NAT Pain (Multiple PfSense, Virtual And Physical Networks)
-
Hey all,
I'm having trouble getting my solution to work. Basically I'm trying to setup a 1:1 NAT from two different networks (one is my LAN, and another is a LAN behind another pfSense machine - see diagram): https://s27.postimg.org/4ahyyzn2b/network.png
I basically need to be able to go from Server A (192.168.1.131) to Server B (10.0.2.5) and any other server on the NAT network (10.0.2.1/24) using a variety of different ports (HTTP/HTTPS/UDP ports, TCP ports, etc).
The connection kind of works, from going out from Server B to Server A but I am experiencing packet loss when the connection is initiated from Server A to Server B in the opposite direction.

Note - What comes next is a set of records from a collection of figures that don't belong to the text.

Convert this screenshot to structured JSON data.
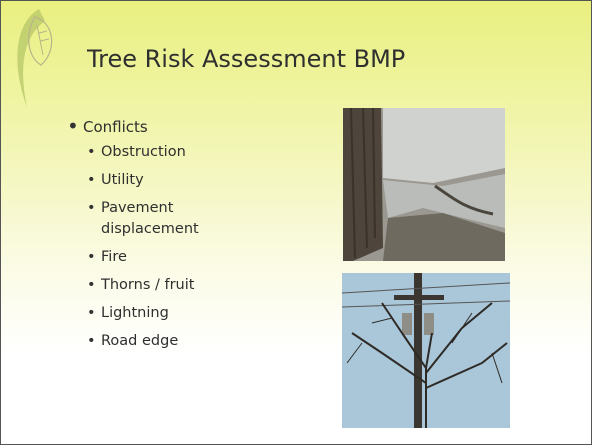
{
  "title": "Tree Risk Assessment BMP",
  "bullets": {
    "heading": "Conflicts",
    "items": [
      "Obstruction",
      "Utility",
      "Pavement displacement",
      "Fire",
      "Thorns / fruit",
      "Lightning",
      "Road edge"
    ]
  }
}
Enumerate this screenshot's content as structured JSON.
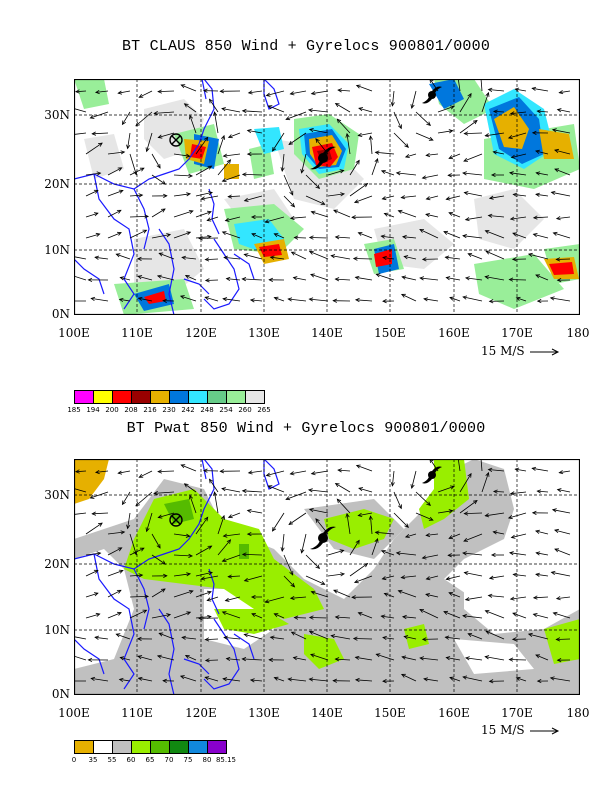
{
  "panels": [
    {
      "title": "BT CLAUS 850 Wind + Gyrelocs 900801/0000",
      "yticks": [
        "30N",
        "20N",
        "10N",
        "0N"
      ],
      "xticks": [
        "100E",
        "110E",
        "120E",
        "130E",
        "140E",
        "150E",
        "160E",
        "170E",
        "180"
      ],
      "ref_vector": "15 M/S",
      "colorbar": {
        "colors": [
          "#ff00ff",
          "#ffff00",
          "#ff0000",
          "#990000",
          "#e6b000",
          "#0077dd",
          "#33e6ff",
          "#66cc88",
          "#99ee99",
          "#e6e6e6"
        ],
        "labels": [
          "185",
          "194",
          "200",
          "208",
          "216",
          "230",
          "242",
          "248",
          "254",
          "260",
          "265"
        ]
      },
      "lon_range": [
        100,
        180
      ],
      "lat_range": [
        0,
        36
      ]
    },
    {
      "title": "BT Pwat 850 Wind + Gyrelocs 900801/0000",
      "yticks": [
        "30N",
        "20N",
        "10N",
        "0N"
      ],
      "xticks": [
        "100E",
        "110E",
        "120E",
        "130E",
        "140E",
        "150E",
        "160E",
        "170E",
        "180"
      ],
      "ref_vector": "15 M/S",
      "colorbar": {
        "colors": [
          "#e6b000",
          "#ffffff",
          "#c0c0c0",
          "#99ee00",
          "#55bb00",
          "#118811",
          "#1188dd",
          "#8800cc"
        ],
        "labels": [
          "0",
          "35",
          "55",
          "60",
          "65",
          "70",
          "75",
          "80",
          "85.15"
        ]
      },
      "lon_range": [
        100,
        180
      ],
      "lat_range": [
        0,
        36
      ]
    }
  ]
}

The virtual pfSense server has the WAN set to the 192.168.1.130 port and LAN set to the 10.0.2.1 port.
I've tried the following:
Configuring a VIP on the virtual pfSense server and setting up 1:1 NATRemoving the default restrictive WAN rules on the virtual pfSense machine (RFC rule etc)
Setting up a gateway/static route on the physical network for 10.0.2.0/24 via 192.168.128.130
Various other firewall rules to no avail.
Any help setting this up would be appreciated!
-
There should be no NAT config required. This should just work with basic routing, assuming your firewall rules are good. Post both firewall rules for the WAN & LAN interfaces, then blow away any weird NATs you may have created and start fresh.